Obama brings Black History Month to life
Tonea Melvin, 13, an eighth grader at The Childrens Storefront school in Harlem, teacher Candace Cardwell, and Michael Williams, Assistant Head of School at the Children's Storefront, Friday, February 13, 2009. (Photos by Kristy May)
Black History Month has leaped from the pages of textbooks into the lives of New York City students, making this years celebration perhaps the most meaningful ever while raising questions about the commemorations future.
The rise of Barack Obama, the nations first African-American president, posed unique opportunities for educators this February. The significance of the commemoration this year was not lost on students witnessing history, and changed the way many see their course work -- and their own futures.
I didn't really understand the purpose of Black History Month and why we had to do it, said Rashaan Stembridge, 10, an African-American fifth grader at Corpus Christi School in Morningside Heights. I think I understand it more than I did before. I think I'm really part of it.
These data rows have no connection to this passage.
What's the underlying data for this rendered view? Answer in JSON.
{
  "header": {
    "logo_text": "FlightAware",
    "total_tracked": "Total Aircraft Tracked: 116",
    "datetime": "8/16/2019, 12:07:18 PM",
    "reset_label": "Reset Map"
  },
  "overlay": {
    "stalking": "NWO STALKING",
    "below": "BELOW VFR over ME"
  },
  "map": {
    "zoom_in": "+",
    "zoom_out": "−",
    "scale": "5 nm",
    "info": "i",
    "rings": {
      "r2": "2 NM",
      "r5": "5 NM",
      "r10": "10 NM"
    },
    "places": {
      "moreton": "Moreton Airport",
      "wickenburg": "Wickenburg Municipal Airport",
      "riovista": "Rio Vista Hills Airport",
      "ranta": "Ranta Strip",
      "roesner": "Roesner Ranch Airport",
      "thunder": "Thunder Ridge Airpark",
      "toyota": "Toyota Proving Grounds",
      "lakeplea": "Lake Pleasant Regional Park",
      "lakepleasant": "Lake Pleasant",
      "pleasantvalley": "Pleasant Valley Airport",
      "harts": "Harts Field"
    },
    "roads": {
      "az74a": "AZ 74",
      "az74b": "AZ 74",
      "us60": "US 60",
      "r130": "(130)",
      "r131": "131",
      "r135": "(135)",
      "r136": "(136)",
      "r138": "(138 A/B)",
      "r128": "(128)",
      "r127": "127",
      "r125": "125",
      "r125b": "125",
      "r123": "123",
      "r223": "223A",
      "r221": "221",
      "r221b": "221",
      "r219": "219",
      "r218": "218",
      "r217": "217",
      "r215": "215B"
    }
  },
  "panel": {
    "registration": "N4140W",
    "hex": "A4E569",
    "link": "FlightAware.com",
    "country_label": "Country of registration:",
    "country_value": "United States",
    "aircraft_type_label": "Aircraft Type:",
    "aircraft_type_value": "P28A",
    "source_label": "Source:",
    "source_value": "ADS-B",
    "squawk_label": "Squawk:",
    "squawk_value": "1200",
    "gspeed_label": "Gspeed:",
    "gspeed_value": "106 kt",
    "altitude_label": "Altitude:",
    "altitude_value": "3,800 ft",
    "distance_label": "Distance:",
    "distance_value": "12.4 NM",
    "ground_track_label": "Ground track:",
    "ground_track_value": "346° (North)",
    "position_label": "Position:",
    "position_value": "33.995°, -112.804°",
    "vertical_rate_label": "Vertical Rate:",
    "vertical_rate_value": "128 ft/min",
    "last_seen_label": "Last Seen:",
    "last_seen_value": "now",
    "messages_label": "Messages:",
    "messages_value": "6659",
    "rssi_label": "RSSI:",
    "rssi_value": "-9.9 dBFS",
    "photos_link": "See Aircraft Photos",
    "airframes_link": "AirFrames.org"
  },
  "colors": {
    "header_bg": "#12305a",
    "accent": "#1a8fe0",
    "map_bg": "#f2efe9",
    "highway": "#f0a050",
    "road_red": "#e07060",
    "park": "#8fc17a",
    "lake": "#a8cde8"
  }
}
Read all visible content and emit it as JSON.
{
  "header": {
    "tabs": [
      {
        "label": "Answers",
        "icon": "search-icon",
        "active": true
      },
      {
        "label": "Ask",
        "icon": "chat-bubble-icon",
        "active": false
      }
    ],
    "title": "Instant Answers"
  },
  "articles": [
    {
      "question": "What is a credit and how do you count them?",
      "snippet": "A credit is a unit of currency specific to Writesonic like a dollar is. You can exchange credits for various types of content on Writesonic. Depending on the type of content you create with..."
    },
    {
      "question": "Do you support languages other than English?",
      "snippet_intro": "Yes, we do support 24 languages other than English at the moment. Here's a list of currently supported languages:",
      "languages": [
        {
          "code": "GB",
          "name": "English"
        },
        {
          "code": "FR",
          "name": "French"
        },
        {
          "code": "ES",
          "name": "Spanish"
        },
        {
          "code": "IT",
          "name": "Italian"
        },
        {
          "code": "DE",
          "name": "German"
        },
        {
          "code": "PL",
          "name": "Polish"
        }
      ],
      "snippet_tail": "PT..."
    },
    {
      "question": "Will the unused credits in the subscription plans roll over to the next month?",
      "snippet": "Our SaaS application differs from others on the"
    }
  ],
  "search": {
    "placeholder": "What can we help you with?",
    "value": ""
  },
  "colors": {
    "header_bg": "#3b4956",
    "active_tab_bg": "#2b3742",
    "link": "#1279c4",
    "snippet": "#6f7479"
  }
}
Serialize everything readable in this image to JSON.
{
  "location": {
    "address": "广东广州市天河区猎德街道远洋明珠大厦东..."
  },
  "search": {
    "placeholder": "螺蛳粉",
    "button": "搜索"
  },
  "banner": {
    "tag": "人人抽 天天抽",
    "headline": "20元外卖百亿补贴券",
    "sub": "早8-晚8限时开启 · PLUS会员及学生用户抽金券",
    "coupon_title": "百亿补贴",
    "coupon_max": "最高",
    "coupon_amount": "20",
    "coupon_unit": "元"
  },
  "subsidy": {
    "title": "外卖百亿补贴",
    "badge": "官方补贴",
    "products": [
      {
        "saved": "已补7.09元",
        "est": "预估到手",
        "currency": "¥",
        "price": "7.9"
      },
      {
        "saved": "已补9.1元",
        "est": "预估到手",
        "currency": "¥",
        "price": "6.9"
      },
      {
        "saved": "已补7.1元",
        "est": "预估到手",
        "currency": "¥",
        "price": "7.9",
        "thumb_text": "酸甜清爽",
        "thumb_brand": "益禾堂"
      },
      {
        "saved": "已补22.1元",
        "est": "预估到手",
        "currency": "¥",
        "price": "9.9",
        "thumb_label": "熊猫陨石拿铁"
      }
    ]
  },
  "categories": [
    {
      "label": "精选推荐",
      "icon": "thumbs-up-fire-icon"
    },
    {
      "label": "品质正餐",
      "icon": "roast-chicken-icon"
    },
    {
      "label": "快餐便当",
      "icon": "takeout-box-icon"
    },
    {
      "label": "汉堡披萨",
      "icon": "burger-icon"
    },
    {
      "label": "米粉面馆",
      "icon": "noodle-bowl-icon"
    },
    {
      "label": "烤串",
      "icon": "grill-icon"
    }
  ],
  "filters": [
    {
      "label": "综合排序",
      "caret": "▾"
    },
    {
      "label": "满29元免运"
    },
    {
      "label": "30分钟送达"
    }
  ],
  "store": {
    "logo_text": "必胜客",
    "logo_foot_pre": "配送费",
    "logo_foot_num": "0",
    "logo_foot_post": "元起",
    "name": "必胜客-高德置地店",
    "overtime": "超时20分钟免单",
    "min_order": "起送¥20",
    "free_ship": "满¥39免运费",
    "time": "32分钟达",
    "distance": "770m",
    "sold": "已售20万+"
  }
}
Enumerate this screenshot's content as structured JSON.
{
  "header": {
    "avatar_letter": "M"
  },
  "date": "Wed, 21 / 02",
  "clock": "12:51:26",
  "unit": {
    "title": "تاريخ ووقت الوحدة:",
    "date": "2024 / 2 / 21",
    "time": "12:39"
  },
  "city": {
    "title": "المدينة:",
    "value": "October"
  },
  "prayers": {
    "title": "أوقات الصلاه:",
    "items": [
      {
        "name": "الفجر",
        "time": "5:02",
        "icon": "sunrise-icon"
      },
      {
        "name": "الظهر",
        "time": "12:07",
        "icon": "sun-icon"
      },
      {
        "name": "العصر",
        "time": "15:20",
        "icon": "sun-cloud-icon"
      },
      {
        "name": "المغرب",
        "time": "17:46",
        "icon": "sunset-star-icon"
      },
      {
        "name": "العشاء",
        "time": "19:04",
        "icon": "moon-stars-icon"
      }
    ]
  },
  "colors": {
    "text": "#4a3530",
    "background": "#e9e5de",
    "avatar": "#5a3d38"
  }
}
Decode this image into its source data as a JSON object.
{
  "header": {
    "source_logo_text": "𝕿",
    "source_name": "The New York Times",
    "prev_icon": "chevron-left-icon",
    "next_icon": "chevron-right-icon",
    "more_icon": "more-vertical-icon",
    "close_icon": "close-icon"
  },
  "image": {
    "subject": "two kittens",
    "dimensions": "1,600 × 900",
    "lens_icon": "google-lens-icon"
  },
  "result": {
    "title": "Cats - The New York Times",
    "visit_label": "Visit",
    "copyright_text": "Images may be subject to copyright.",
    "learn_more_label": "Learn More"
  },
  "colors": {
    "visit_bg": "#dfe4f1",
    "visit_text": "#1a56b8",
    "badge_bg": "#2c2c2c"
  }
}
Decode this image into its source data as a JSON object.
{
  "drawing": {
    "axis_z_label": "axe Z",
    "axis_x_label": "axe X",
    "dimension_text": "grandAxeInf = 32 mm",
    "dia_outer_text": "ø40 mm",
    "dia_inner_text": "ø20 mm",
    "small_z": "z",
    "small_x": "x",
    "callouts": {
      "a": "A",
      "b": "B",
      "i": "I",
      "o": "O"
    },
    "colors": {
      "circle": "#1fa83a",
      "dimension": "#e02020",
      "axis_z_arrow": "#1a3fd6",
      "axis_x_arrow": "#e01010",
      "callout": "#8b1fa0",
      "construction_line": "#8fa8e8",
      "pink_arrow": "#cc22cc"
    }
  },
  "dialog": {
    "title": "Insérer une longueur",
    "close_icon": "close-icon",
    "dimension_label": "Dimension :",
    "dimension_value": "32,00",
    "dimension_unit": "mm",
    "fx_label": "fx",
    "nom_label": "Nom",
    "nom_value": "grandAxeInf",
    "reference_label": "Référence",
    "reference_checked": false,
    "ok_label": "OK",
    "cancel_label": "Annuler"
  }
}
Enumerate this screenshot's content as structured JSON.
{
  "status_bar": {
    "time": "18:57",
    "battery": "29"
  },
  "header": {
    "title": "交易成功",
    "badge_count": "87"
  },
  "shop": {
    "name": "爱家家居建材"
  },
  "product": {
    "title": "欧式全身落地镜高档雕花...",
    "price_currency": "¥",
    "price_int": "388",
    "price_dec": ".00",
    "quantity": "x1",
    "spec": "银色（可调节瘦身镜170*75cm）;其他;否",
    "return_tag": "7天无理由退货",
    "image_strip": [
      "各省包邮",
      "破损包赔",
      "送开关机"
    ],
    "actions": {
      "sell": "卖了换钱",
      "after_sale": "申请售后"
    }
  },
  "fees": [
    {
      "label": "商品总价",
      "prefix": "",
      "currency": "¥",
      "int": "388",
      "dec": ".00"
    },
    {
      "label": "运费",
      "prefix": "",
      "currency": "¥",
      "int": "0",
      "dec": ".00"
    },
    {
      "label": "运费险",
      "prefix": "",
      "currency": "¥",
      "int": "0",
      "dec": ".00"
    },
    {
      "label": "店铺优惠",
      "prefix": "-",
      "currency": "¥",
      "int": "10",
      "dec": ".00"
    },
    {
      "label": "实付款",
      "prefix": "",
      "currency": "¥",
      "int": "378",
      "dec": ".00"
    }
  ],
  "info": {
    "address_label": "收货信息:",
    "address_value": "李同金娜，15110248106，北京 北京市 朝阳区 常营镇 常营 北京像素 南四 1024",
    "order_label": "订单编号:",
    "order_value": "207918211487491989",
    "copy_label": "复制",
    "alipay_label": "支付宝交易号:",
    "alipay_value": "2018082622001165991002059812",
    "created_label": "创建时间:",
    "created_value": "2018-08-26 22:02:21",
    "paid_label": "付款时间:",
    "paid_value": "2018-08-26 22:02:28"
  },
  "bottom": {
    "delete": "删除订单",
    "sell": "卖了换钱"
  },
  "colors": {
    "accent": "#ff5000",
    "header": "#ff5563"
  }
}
When Obama's election entered the annals of black history, teachers used the milestone to show how far African Americans have come. Many students chose him as the topic of their research papers and class speeches, writing about how Obama has influenced them.I think there's an excitement, said Suzie Schugt, a kindergarten teacher at Corpus Christi School. I think it's more real for them -- they can see it. Before it was something they read in a book.
The election also taught many students a lesson that transcends the classroom.
I can see there is no excuse. If you want to be a lawyer and writer, you can do it, said Tonea Melvin, 13, an African-American eighth grader at The Children's Storefront school in Harlem. I think there's going to be a lot more to come, especially with African Americans or any other minority.
Educators there said they celebrated the election and inauguration but kept the emphasis of their Black History Month lesson plans and activities on African-American literature.
We feel the best way to honor him is to carry on what we are doing, said Michael Williams, assistant head of school at The Children's Storefront. We didn't feel the need to change our formula. We think it was what he would want us to do history has clearly influenced him and his career goals.
Some teachers wonder about Black History Months future. Williams and other educators at The Children's Storefront hope that other months honoring communities, such as Hispanic Heritage Month and Women's History Month, will gain as much recognition as Black History Month now that an African American has reached the ultimate milestone.
I've begun to question the legitimacy of Black History Month, said Candace Cardwell, a sixth-grade teacher at The Children's Storefront. I feel it should be integrated and not segregated to a month. I feel that it's kind of hard to justify having Black History Month when you have a black president.
Others disagree, saying Obama's presidency is an important step, but there is much more to accomplish and celebrate.
It's not a final point, said Michel Joseph, a Corpus Christi school seventh-grade teacher. It's just a comma in the life of the world. It will go beyond the four years.
Sixth graders Kevin Moncrief, left, and Donoven Adams, right, rehearsing for a Black History Month performance at The Children's Storefront, Friday, February 13.